I don't believe anyone shared this yet:
Intel Grossly Exaggerates Foundry “Wins” With Qualcomm And Amazon, There Are No Deals For Manufacturing Chips
Intel touted huge wins with Qualcomm and Amazon for their foundry business, but a deeper investigation reveals there are no chips deals penned. Intel will only package for Amazon, and Qualcomm is only evaluating the technology.semianalysis.substack.com
1. Amazon "win" is just for packaging, chips will still be made at TSMC
2. Qualcomm has 0 product plans for Intel yet, they are "just evaluating" (e.g. probably playing this to get better deals from Samsung and TSMC)

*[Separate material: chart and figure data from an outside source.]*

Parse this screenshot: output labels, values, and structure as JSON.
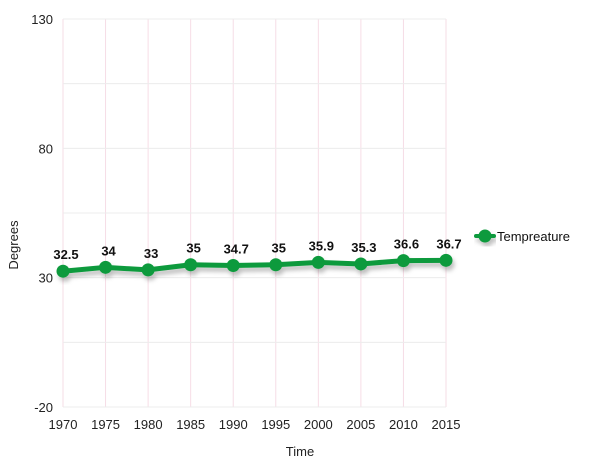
{
  "chart_data": {
    "type": "line",
    "title": "",
    "xlabel": "Time",
    "ylabel": "Degrees",
    "x": [
      "1970",
      "1975",
      "1980",
      "1985",
      "1990",
      "1995",
      "2000",
      "2005",
      "2010",
      "2015"
    ],
    "y_ticks": [
      "130",
      "80",
      "30",
      "-20"
    ],
    "ylim": [
      -20,
      130
    ],
    "grid": true,
    "legend_position": "right",
    "series": [
      {
        "name": "Tempreature",
        "values": [
          32.5,
          34,
          33,
          35,
          34.7,
          35,
          35.9,
          35.3,
          36.6,
          36.7
        ],
        "labels": [
          "32.5",
          "34",
          "33",
          "35",
          "34.7",
          "35",
          "35.9",
          "35.3",
          "36.6",
          "36.7"
        ],
        "color": "#0e9a3c"
      }
    ]
  }
}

To call these things major customer wins ... one can only imagine the quality of those touted 100+ potential customers. Did Intel hand out fliers that give you a free lunch at their caffeteria when you fill a form to sign up as their future node customer?

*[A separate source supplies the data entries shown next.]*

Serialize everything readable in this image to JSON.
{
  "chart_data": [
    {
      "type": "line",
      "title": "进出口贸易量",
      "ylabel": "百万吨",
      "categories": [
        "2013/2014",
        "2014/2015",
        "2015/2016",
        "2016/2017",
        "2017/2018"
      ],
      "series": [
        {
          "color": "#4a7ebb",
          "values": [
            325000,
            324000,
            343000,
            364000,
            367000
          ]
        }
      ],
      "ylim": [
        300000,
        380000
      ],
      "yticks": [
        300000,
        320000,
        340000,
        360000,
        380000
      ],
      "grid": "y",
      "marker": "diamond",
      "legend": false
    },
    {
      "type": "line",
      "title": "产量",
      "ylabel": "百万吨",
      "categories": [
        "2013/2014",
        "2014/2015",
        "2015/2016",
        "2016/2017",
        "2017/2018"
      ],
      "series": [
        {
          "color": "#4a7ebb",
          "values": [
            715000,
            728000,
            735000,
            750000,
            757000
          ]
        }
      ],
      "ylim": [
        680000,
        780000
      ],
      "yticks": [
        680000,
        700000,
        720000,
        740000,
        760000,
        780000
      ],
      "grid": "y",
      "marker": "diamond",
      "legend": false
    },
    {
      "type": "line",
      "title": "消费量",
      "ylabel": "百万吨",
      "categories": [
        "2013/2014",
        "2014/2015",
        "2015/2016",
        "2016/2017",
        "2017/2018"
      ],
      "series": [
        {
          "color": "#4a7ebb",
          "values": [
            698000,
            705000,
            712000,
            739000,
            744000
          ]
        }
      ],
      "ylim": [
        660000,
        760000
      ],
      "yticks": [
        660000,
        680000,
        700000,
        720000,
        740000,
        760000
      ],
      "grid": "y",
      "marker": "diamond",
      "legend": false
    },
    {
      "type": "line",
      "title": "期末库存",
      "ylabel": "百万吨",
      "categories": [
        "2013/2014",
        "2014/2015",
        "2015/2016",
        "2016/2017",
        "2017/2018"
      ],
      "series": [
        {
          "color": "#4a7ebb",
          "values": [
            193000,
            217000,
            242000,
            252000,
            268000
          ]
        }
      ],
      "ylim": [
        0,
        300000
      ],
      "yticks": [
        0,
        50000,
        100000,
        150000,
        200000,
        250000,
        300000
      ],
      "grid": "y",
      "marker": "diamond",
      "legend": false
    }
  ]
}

The 100 potential customers just means they showed some level interest above zero.
Intel always planned their 7nm was going to be made with EUV. Do you have a source showing otherwise?

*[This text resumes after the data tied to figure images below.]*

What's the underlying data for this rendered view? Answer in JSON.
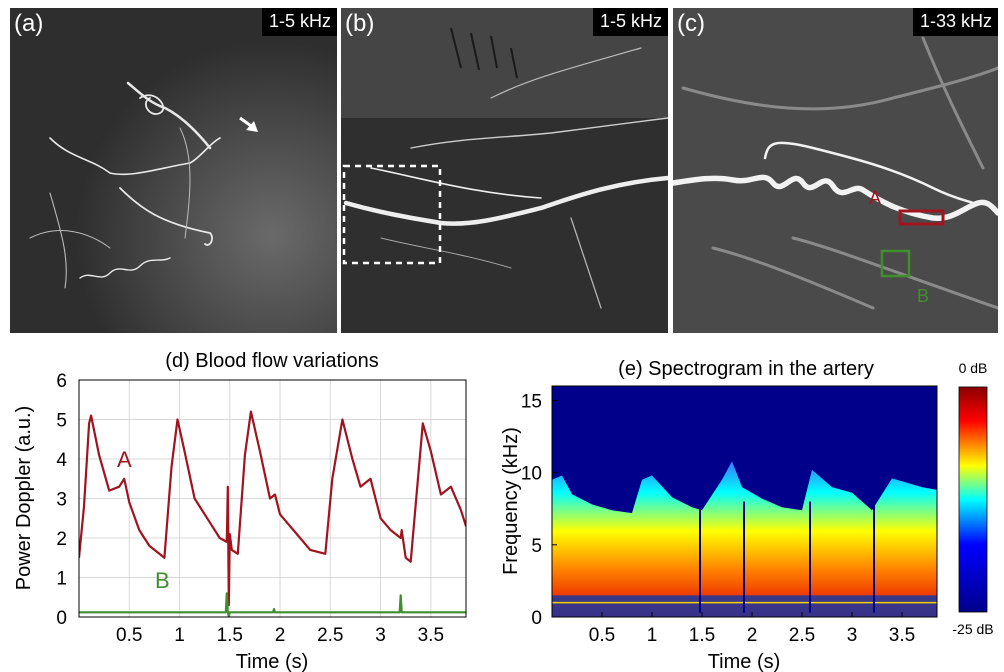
{
  "panels": [
    {
      "label": "(a)",
      "freq": "1-5 kHz"
    },
    {
      "label": "(b)",
      "freq": "1-5 kHz"
    },
    {
      "label": "(c)",
      "freq": "1-33 kHz"
    }
  ],
  "roi": {
    "a_label": "A",
    "b_label": "B",
    "a_color": "#a01420",
    "b_color": "#3f8f2f"
  },
  "chart_data": [
    {
      "type": "line",
      "title": "(d) Blood flow variations",
      "xlabel": "Time (s)",
      "ylabel": "Power Doppler (a.u.)",
      "xlim": [
        0,
        3.85
      ],
      "ylim": [
        0,
        6
      ],
      "xticks": [
        "0.5",
        "1",
        "1.5",
        "2",
        "2.5",
        "3",
        "3.5"
      ],
      "yticks": [
        "0",
        "1",
        "2",
        "3",
        "4",
        "5",
        "6"
      ],
      "grid": true,
      "series": [
        {
          "name": "A",
          "color": "#a01420",
          "x": [
            0,
            0.05,
            0.1,
            0.12,
            0.2,
            0.3,
            0.4,
            0.45,
            0.5,
            0.6,
            0.7,
            0.8,
            0.85,
            0.92,
            0.98,
            1.05,
            1.15,
            1.2,
            1.3,
            1.4,
            1.47,
            1.48,
            1.49,
            1.5,
            1.52,
            1.58,
            1.65,
            1.71,
            1.8,
            1.9,
            1.95,
            2.0,
            2.2,
            2.3,
            2.45,
            2.52,
            2.62,
            2.72,
            2.8,
            2.9,
            3.0,
            3.1,
            3.2,
            3.21,
            3.25,
            3.3,
            3.42,
            3.5,
            3.6,
            3.7,
            3.8,
            3.85
          ],
          "y": [
            1.5,
            2.8,
            4.9,
            5.1,
            4.1,
            3.2,
            3.3,
            3.5,
            2.9,
            2.2,
            1.8,
            1.6,
            1.5,
            3.8,
            5.0,
            4.2,
            3.0,
            2.8,
            2.4,
            2.0,
            1.9,
            3.3,
            0.3,
            2.1,
            1.7,
            1.6,
            4.1,
            5.2,
            4.2,
            3.0,
            3.1,
            2.6,
            2.0,
            1.7,
            1.6,
            3.5,
            5.0,
            4.0,
            3.3,
            3.5,
            2.5,
            2.2,
            2.0,
            2.2,
            1.5,
            1.4,
            4.9,
            4.2,
            3.1,
            3.3,
            2.7,
            2.3
          ]
        },
        {
          "name": "B",
          "color": "#3f8f2f",
          "x": [
            0,
            1.46,
            1.47,
            1.48,
            1.49,
            1.5,
            1.93,
            1.94,
            1.95,
            3.19,
            3.2,
            3.21,
            3.85
          ],
          "y": [
            0.12,
            0.12,
            0.6,
            0.12,
            0.02,
            0.12,
            0.12,
            0.2,
            0.12,
            0.12,
            0.55,
            0.12,
            0.12
          ]
        }
      ]
    },
    {
      "type": "heatmap",
      "title": "(e) Spectrogram in the artery",
      "xlabel": "Time (s)",
      "ylabel": "Frequency (kHz)",
      "xlim": [
        0,
        3.85
      ],
      "ylim": [
        0,
        16
      ],
      "xticks": [
        "0.5",
        "1",
        "1.5",
        "2",
        "2.5",
        "3",
        "3.5"
      ],
      "yticks": [
        "0",
        "5",
        "10",
        "15"
      ],
      "colorbar": {
        "min_label": "-25 dB",
        "max_label": "0 dB",
        "range_db": [
          -25,
          0
        ]
      },
      "envelope": {
        "time": [
          0,
          0.1,
          0.2,
          0.4,
          0.6,
          0.8,
          0.9,
          1.0,
          1.2,
          1.4,
          1.5,
          1.7,
          1.8,
          1.9,
          2.1,
          2.3,
          2.5,
          2.6,
          2.8,
          3.0,
          3.2,
          3.4,
          3.5,
          3.7,
          3.85
        ],
        "max_freq_khz": [
          9.5,
          9.8,
          8.5,
          7.8,
          7.4,
          7.2,
          9.5,
          9.8,
          8.3,
          7.6,
          7.4,
          9.5,
          10.8,
          9.0,
          8.2,
          7.6,
          7.4,
          10.2,
          9.0,
          8.6,
          7.4,
          9.6,
          9.4,
          9.0,
          8.8
        ]
      }
    }
  ]
}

TSMC 7nm was also without EUV and it definitely seems to have been worth it.View attachment 48028
I am saying Intel 10nm was made without EUV, and that is really hard to do anything that is 90 million transistors per mm2. Intel did that but is it worth it?
Intels future node which was called 7nm, now called Intel 4, will use EUV and I never claimed they decided to not use EUV for that node. I am saying it is good they are finally using EUV for their leading node (yes it was always their intent, but we are moving from the 14nm to various 10nm transition, to the various 10nm to Intel 4 generation.)
(yes there is also an intel 7, intel 10nm is 10nm SuperFin (10SF) , and intel 7 was called 10nm Enhanced Super Fin or 10ESF but it got renamed. Not higher density just other improvements on this variant intel 10nm which is still more dense than TSMC 7nm but not some of their newer TSMC geometries)
TSMC 7nm was also without EUV and it definitely seems to have been worth it.
This brings up an interesting point.Good point.
Especially since Samsung's 7nm, which did use EUV, took longer to get to mass production. By using EUV for "N7+", but not for N7 or N7P, TSMC was able to take a bit more time to get up to speed with EUV mass production without jeopardizing the timeline for their biggest customer.
If Intel had added a few EUV layers in one of 10nm's "+" cycles they could have eased into it - and perhaps even solved some of the issues that have made 10nm such a problem for them to fully roll out. Their 7nm / Intel 4 process going all-in on EUV may not be so smooth since they lack the several years of mass production experience with EUV that TSMC and Samsung both have.